Backus, Meyer & Branch, LLP
Resolution for Fired Workers
Hooksett settlement: The pair had been terminated along with two others for gossiping about their boss.
By GRETA CUYLER
Special to the Union leader
Hooksett has paid $205,000 to settle a federal lawsuit filed by two former employees who were fired for gossiping about their boss.
Former Assessor Sandy Piper and former Code Enforcement Officer Michelle Bonsteel received money for backpay, compensatory damages and attorney fees.
According to the settlement agreement, Hooksett has paid Piper a total of $140,000, including $55,000 in lost pay, $49,401 in compensatory damages and $35,599 in attorney fees. The town paid Bonsteel $44,501 in compensatory damages and $20,499 in attorney fees.
Piper and Bonsteel were fired by the town council in April 2007 after an attorney's investigation determined the women had been gossiping about Town Administrator David Jodoin.
Discussing the settlement last night, Piper said, "I wanted it done. There's more to life than the bickering and pettiness that goes on with politics.
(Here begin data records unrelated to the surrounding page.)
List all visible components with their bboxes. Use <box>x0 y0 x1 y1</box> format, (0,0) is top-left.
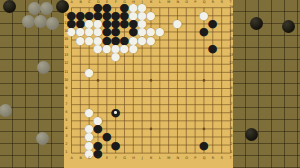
board-cell[interactable] <box>208 60 217 68</box>
board-cell[interactable] <box>85 52 94 60</box>
board-cell[interactable] <box>199 101 208 109</box>
board-cell[interactable] <box>173 76 182 84</box>
board-cell[interactable] <box>93 68 102 76</box>
row-label-left: 14 <box>63 46 70 50</box>
board-cell[interactable] <box>146 109 155 117</box>
go-board[interactable]: ●●●●●●●●●●●●●●●●●●●●●●●●●●●●●●●●●●●●●●●●… <box>67 3 235 158</box>
board-cell[interactable] <box>111 84 120 92</box>
board-cell[interactable] <box>164 36 173 44</box>
row-label-right: 8 <box>228 95 235 99</box>
row-label-right: 19 <box>228 6 235 10</box>
board-cell[interactable] <box>138 93 147 101</box>
column-label-top: B <box>77 1 84 5</box>
board-cell[interactable] <box>155 12 164 20</box>
board-cell[interactable] <box>217 20 226 28</box>
column-label-bottom: F <box>112 157 119 161</box>
column-label-top: H <box>130 1 137 5</box>
board-cell[interactable] <box>164 125 173 133</box>
board-cell[interactable] <box>120 141 129 149</box>
board-cell[interactable] <box>173 44 182 52</box>
column-label-top: G <box>121 1 128 5</box>
column-label-top: A <box>68 1 75 5</box>
board-cell[interactable]: ● <box>146 36 155 44</box>
board-cell[interactable] <box>199 117 208 125</box>
row-label-right: 7 <box>228 103 235 107</box>
board-cell[interactable] <box>111 76 120 84</box>
board-cell[interactable] <box>120 76 129 84</box>
column-label-top: C <box>86 1 93 5</box>
board-cell[interactable] <box>76 93 85 101</box>
board-cell[interactable] <box>208 84 217 92</box>
board-cell[interactable] <box>129 60 138 68</box>
board-cell[interactable] <box>208 93 217 101</box>
board-cell[interactable] <box>129 141 138 149</box>
column-label-bottom: D <box>94 157 101 161</box>
board-cell[interactable] <box>102 76 111 84</box>
board-cell[interactable] <box>217 68 226 76</box>
column-label-bottom: H <box>130 157 137 161</box>
board-cell[interactable] <box>164 76 173 84</box>
board-cell[interactable] <box>217 141 226 149</box>
screenshot-stage: ●●●●●●●●●●●●●●●●●●●●●●●●●●●●●●●●●●●●●●●●… <box>0 0 300 168</box>
white-stone: ● <box>146 12 156 19</box>
background-stone <box>0 104 12 117</box>
board-cell[interactable] <box>146 133 155 141</box>
board-cell[interactable] <box>173 68 182 76</box>
column-label-bottom: J <box>139 157 146 161</box>
board-cell[interactable] <box>155 52 164 60</box>
white-stone: ● <box>111 52 121 59</box>
board-cell[interactable] <box>146 60 155 68</box>
board-cell[interactable] <box>129 76 138 84</box>
board-cell[interactable] <box>138 133 147 141</box>
column-label-top: J <box>139 1 146 5</box>
board-cell[interactable] <box>129 68 138 76</box>
row-label-right: 14 <box>228 46 235 50</box>
board-cell[interactable] <box>182 60 191 68</box>
board-cell[interactable] <box>191 117 200 125</box>
board-cell[interactable] <box>129 52 138 60</box>
board-cell[interactable] <box>164 101 173 109</box>
board-cell[interactable] <box>155 133 164 141</box>
background-stone <box>56 0 69 13</box>
board-cell[interactable] <box>120 84 129 92</box>
board-cell[interactable] <box>138 125 147 133</box>
board-cell[interactable] <box>129 93 138 101</box>
board-cell[interactable] <box>182 44 191 52</box>
board-cell[interactable] <box>182 12 191 20</box>
board-cell[interactable] <box>155 76 164 84</box>
board-cell[interactable] <box>102 93 111 101</box>
board-cell[interactable] <box>129 133 138 141</box>
column-label-top: N <box>174 1 181 5</box>
board-cell[interactable] <box>182 84 191 92</box>
row-label-right: 4 <box>228 127 235 131</box>
board-cell[interactable] <box>138 44 147 52</box>
board-cell[interactable] <box>155 101 164 109</box>
board-cell[interactable] <box>217 12 226 20</box>
black-stone: ● <box>199 28 209 35</box>
row-label-left: 10 <box>63 79 70 83</box>
column-label-bottom: N <box>174 157 181 161</box>
board-cell[interactable] <box>138 101 147 109</box>
board-cell[interactable] <box>217 36 226 44</box>
row-label-left: 18 <box>63 14 70 18</box>
board-cell[interactable] <box>138 52 147 60</box>
board-cell[interactable] <box>155 93 164 101</box>
board-cell[interactable] <box>93 76 102 84</box>
board-cell[interactable] <box>199 109 208 117</box>
board-cell[interactable] <box>199 60 208 68</box>
column-label-bottom: S <box>218 157 225 161</box>
column-label-top: L <box>156 1 163 5</box>
column-label-top: E <box>103 1 110 5</box>
column-label-bottom: T <box>227 157 234 161</box>
board-cell[interactable] <box>191 44 200 52</box>
board-cell[interactable] <box>138 84 147 92</box>
board-cell[interactable] <box>146 101 155 109</box>
white-stone: ● <box>84 68 94 75</box>
board-cell[interactable] <box>164 68 173 76</box>
board-cell[interactable] <box>164 93 173 101</box>
board-cell[interactable] <box>111 117 120 125</box>
board-cell[interactable] <box>217 101 226 109</box>
board-cell[interactable] <box>155 141 164 149</box>
go-board-panel: ●●●●●●●●●●●●●●●●●●●●●●●●●●●●●●●●●●●●●●●●… <box>64 0 233 168</box>
board-cell[interactable] <box>191 60 200 68</box>
white-stone: ● <box>155 28 165 35</box>
board-cell[interactable] <box>164 109 173 117</box>
board-cell[interactable] <box>208 109 217 117</box>
board-cell[interactable] <box>138 76 147 84</box>
column-label-bottom: K <box>147 157 154 161</box>
board-cell[interactable] <box>111 125 120 133</box>
board-cell[interactable]: ● <box>111 52 120 60</box>
board-cell[interactable] <box>173 141 182 149</box>
board-cell[interactable] <box>138 117 147 125</box>
board-cell[interactable] <box>102 68 111 76</box>
board-cell[interactable] <box>191 93 200 101</box>
black-stone: ● <box>111 141 121 148</box>
board-cell[interactable] <box>146 44 155 52</box>
board-cell[interactable] <box>138 60 147 68</box>
board-cell[interactable] <box>199 68 208 76</box>
board-cell[interactable]: ● <box>199 28 208 36</box>
board-cell[interactable] <box>173 125 182 133</box>
board-cell[interactable]: ● <box>111 141 120 149</box>
board-cell[interactable] <box>191 84 200 92</box>
board-cell[interactable] <box>173 101 182 109</box>
board-cell[interactable] <box>120 101 129 109</box>
board-cell[interactable] <box>76 52 85 60</box>
board-cell[interactable] <box>93 101 102 109</box>
board-cell[interactable] <box>155 36 164 44</box>
board-cell[interactable] <box>138 109 147 117</box>
board-cell[interactable] <box>208 125 217 133</box>
row-label-right: 15 <box>228 38 235 42</box>
board-cell[interactable] <box>173 93 182 101</box>
board-cell[interactable] <box>208 76 217 84</box>
board-cell[interactable] <box>191 68 200 76</box>
board-cell[interactable] <box>146 125 155 133</box>
board-cell[interactable] <box>182 4 191 12</box>
board-cell[interactable] <box>155 109 164 117</box>
board-cell[interactable] <box>182 117 191 125</box>
board-cell[interactable] <box>182 36 191 44</box>
column-label-top: S <box>218 1 225 5</box>
board-cell[interactable] <box>164 52 173 60</box>
row-label-right: 16 <box>228 30 235 34</box>
board-cell[interactable] <box>146 76 155 84</box>
board-cell[interactable] <box>129 84 138 92</box>
board-cell[interactable] <box>182 76 191 84</box>
board-cell[interactable] <box>129 125 138 133</box>
board-cell[interactable] <box>76 44 85 52</box>
column-label-bottom: B <box>77 157 84 161</box>
column-label-top: O <box>183 1 190 5</box>
column-label-bottom: O <box>183 157 190 161</box>
row-label-right: 12 <box>228 62 235 66</box>
row-label-right: 11 <box>228 71 235 75</box>
background-stone <box>245 128 258 141</box>
board-cell[interactable] <box>93 93 102 101</box>
row-label-left: 9 <box>63 87 70 91</box>
row-label-right: 5 <box>228 119 235 123</box>
background-stone <box>36 132 49 145</box>
column-label-bottom: L <box>156 157 163 161</box>
board-cell[interactable] <box>120 52 129 60</box>
last-move-marker <box>114 111 117 114</box>
board-cell[interactable] <box>199 76 208 84</box>
black-stone: ● <box>208 44 218 51</box>
board-cell[interactable] <box>199 125 208 133</box>
board-cell[interactable] <box>191 125 200 133</box>
row-label-right: 18 <box>228 14 235 18</box>
background-stone <box>40 2 53 15</box>
board-cell[interactable] <box>146 68 155 76</box>
board-cell[interactable] <box>120 109 129 117</box>
board-cell[interactable] <box>182 101 191 109</box>
background-stone <box>34 15 47 28</box>
board-cell[interactable] <box>182 93 191 101</box>
board-cell[interactable] <box>173 52 182 60</box>
board-cell[interactable] <box>217 52 226 60</box>
board-cell[interactable] <box>173 109 182 117</box>
board-cell[interactable] <box>173 4 182 12</box>
board-cell[interactable] <box>138 68 147 76</box>
row-label-right: 3 <box>228 135 235 139</box>
column-label-top: Q <box>200 1 207 5</box>
board-cell[interactable]: ● <box>199 141 208 149</box>
board-cell[interactable] <box>164 117 173 125</box>
white-stone: ● <box>146 36 156 43</box>
column-label-top: K <box>147 1 154 5</box>
black-stone: ● <box>199 141 209 148</box>
board-cell[interactable] <box>208 117 217 125</box>
row-label-left: 16 <box>63 30 70 34</box>
board-cell[interactable] <box>120 125 129 133</box>
board-cell[interactable]: ● <box>208 44 217 52</box>
row-label-left: 17 <box>63 22 70 26</box>
board-cell[interactable] <box>155 44 164 52</box>
board-cell[interactable] <box>217 84 226 92</box>
board-cell[interactable] <box>129 117 138 125</box>
row-label-right: 2 <box>228 143 235 147</box>
board-cell[interactable]: ● <box>129 44 138 52</box>
column-label-top: T <box>227 1 234 5</box>
board-cell[interactable] <box>164 28 173 36</box>
board-cell[interactable]: ● <box>85 68 94 76</box>
row-label-right: 9 <box>228 87 235 91</box>
board-cell[interactable] <box>173 133 182 141</box>
board-cell[interactable] <box>217 28 226 36</box>
row-label-left: 2 <box>63 143 70 147</box>
board-cell[interactable] <box>120 133 129 141</box>
board-cell[interactable] <box>120 68 129 76</box>
board-cell[interactable] <box>191 76 200 84</box>
background-stone <box>37 61 50 74</box>
board-cell[interactable] <box>111 93 120 101</box>
board-cell[interactable] <box>217 93 226 101</box>
white-stone: ● <box>128 44 138 51</box>
board-cell[interactable] <box>164 141 173 149</box>
board-cell[interactable] <box>173 28 182 36</box>
column-label-bottom: E <box>103 157 110 161</box>
board-cell[interactable] <box>102 117 111 125</box>
board-cell[interactable] <box>146 52 155 60</box>
board-cell[interactable] <box>146 141 155 149</box>
board-cell[interactable] <box>93 52 102 60</box>
board-cell[interactable] <box>155 84 164 92</box>
row-label-left: 4 <box>63 127 70 131</box>
board-cell[interactable] <box>85 84 94 92</box>
board-cell[interactable] <box>155 125 164 133</box>
board-cell[interactable] <box>155 60 164 68</box>
board-cell[interactable] <box>191 52 200 60</box>
board-cell[interactable] <box>129 101 138 109</box>
column-label-top: D <box>94 1 101 5</box>
board-cell[interactable] <box>102 84 111 92</box>
row-label-left: 12 <box>63 62 70 66</box>
board-cell[interactable] <box>191 109 200 117</box>
column-label-bottom: A <box>68 157 75 161</box>
board-cell[interactable] <box>111 68 120 76</box>
board-cell[interactable] <box>217 117 226 125</box>
board-cell[interactable] <box>208 68 217 76</box>
board-cell[interactable] <box>120 117 129 125</box>
board-cell[interactable] <box>208 28 217 36</box>
board-cell[interactable] <box>85 76 94 84</box>
board-cell[interactable] <box>155 68 164 76</box>
board-cell[interactable] <box>199 84 208 92</box>
board-cell[interactable] <box>164 60 173 68</box>
board-cell[interactable] <box>208 4 217 12</box>
column-label-bottom: G <box>121 157 128 161</box>
board-cell[interactable] <box>182 28 191 36</box>
board-cell[interactable] <box>208 52 217 60</box>
board-cell[interactable] <box>173 60 182 68</box>
row-label-right: 13 <box>228 54 235 58</box>
board-cell[interactable] <box>129 109 138 117</box>
board-cell[interactable] <box>76 84 85 92</box>
column-label-bottom: P <box>192 157 199 161</box>
row-label-left: 8 <box>63 95 70 99</box>
board-cell[interactable] <box>173 84 182 92</box>
board-cell[interactable] <box>85 93 94 101</box>
row-label-left: 15 <box>63 38 70 42</box>
column-label-top: P <box>192 1 199 5</box>
board-cell[interactable] <box>164 44 173 52</box>
background-stone <box>250 17 263 30</box>
white-stone: ● <box>173 20 183 27</box>
board-cell[interactable] <box>155 117 164 125</box>
column-label-top: R <box>209 1 216 5</box>
board-cell[interactable] <box>208 141 217 149</box>
board-cell[interactable] <box>182 68 191 76</box>
board-cell[interactable] <box>173 117 182 125</box>
board-cell[interactable] <box>217 76 226 84</box>
board-cell[interactable] <box>138 141 147 149</box>
board-cell[interactable] <box>217 133 226 141</box>
board-cell[interactable] <box>208 101 217 109</box>
board-cell[interactable]: ● <box>155 28 164 36</box>
board-cell[interactable] <box>120 93 129 101</box>
board-cell[interactable] <box>199 93 208 101</box>
row-label-right: 17 <box>228 22 235 26</box>
board-cell[interactable] <box>182 20 191 28</box>
board-cell[interactable] <box>146 84 155 92</box>
board-cell[interactable] <box>93 60 102 68</box>
board-cell[interactable]: ● <box>173 20 182 28</box>
board-cell[interactable] <box>146 93 155 101</box>
board-cell[interactable] <box>102 60 111 68</box>
board-cell[interactable] <box>111 60 120 68</box>
board-cell[interactable] <box>191 101 200 109</box>
board-cell[interactable] <box>182 52 191 60</box>
column-label-top: M <box>165 1 172 5</box>
background-stone <box>282 20 295 33</box>
board-cell[interactable] <box>217 125 226 133</box>
board-cell[interactable] <box>208 133 217 141</box>
board-cell[interactable] <box>164 4 173 12</box>
board-cell[interactable]: ● <box>111 109 120 117</box>
board-cell[interactable] <box>173 36 182 44</box>
board-cell[interactable] <box>217 109 226 117</box>
row-label-right: 1 <box>228 151 235 155</box>
board-cell[interactable] <box>217 60 226 68</box>
board-cell[interactable] <box>182 125 191 133</box>
board-cell[interactable] <box>76 76 85 84</box>
board-cell[interactable] <box>182 133 191 141</box>
column-label-bottom: R <box>209 157 216 161</box>
column-label-bottom: C <box>86 157 93 161</box>
board-cell[interactable] <box>217 44 226 52</box>
board-cell[interactable] <box>155 4 164 12</box>
board-cell[interactable] <box>182 141 191 149</box>
board-cell[interactable] <box>182 109 191 117</box>
board-cell[interactable] <box>217 4 226 12</box>
board-cell[interactable]: ● <box>146 12 155 20</box>
board-cell[interactable] <box>120 60 129 68</box>
board-cell[interactable]: ● <box>208 20 217 28</box>
board-cell[interactable] <box>199 52 208 60</box>
board-cell[interactable] <box>191 36 200 44</box>
row-label-left: 6 <box>63 111 70 115</box>
board-cell[interactable] <box>146 117 155 125</box>
board-cell[interactable] <box>164 133 173 141</box>
board-cell[interactable] <box>93 84 102 92</box>
board-cell[interactable] <box>164 84 173 92</box>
Life goes on."
As part of the settlement, both former employees agreed to waive any rights under the federal Age Discrimination in Employment Act The town denied any liability or wrongdoing in either case.
"I'm glad it's over," said Town Councilor Michael Pischetola, who was not on the council at the time of the firings. "I believe that everybody who was involved is happy with the judgment"
Shortly after the firings, the town council released a statement calling the women's actions "insubordinate" and "dishonest"
Taxpayers will not be on the hook for the settlement which is being paid through the town's liability insurer, the Local Government Center.
At the same time Piper and Bonsteel were fired, the council fired two other employees. Jessica Skorupski and Joanne Drewniak. Both women filed lawsuits against the town, and each received a $65,000 settlement earlier this year. In all, the firings cost the town's insurance company more than $330,000.
The four women had nearly 50 years of combined service to the town. All had positive performance reviews.
Skorupski went on to find full-time employment as a dispatcher with the Goflstown Police Department In January, Goffstown named her "Employee of the Year."
According to the settlement agreements, both Piper and Bon-steel agreed never to apply for a job with the Town of Hooksett again.
Bonsteel's case was different from the others. In August 2007, the council reversed its decision to fire her by a vote of 5-1 and reinstated her with back pay and a letter of reprimand. Seven months later, in March 2008, Bonsteel resigned. At that time, she said she had accepted another job in New Hampshire, but declined to say where.
She was leaving the town on good terms, she said then, but after her reinstatement, the job had been difficult and awkward at times.
Bonsteel could not be reached for comment yesterday.
Hooksett agreed to remove Piper's termination letter from her employment file and give her a favorable letter of recommendation, according to the settlement
"The majority of the community feels the four of us should never have been terminated," Piper said. "That's all I care about, that I can hold my head up in the community."
Last week, Town Administrator David Jodoin announced he will leave Hooksett to take a job as administrator in Pembroke beginning Dec. 1.
He will earn $72,000 in Pembroke, $18,000 less than he has been earning in Hooksett. Jodoin said he's looking forward to an easier work schedule and the opportunity to spend more time with his family.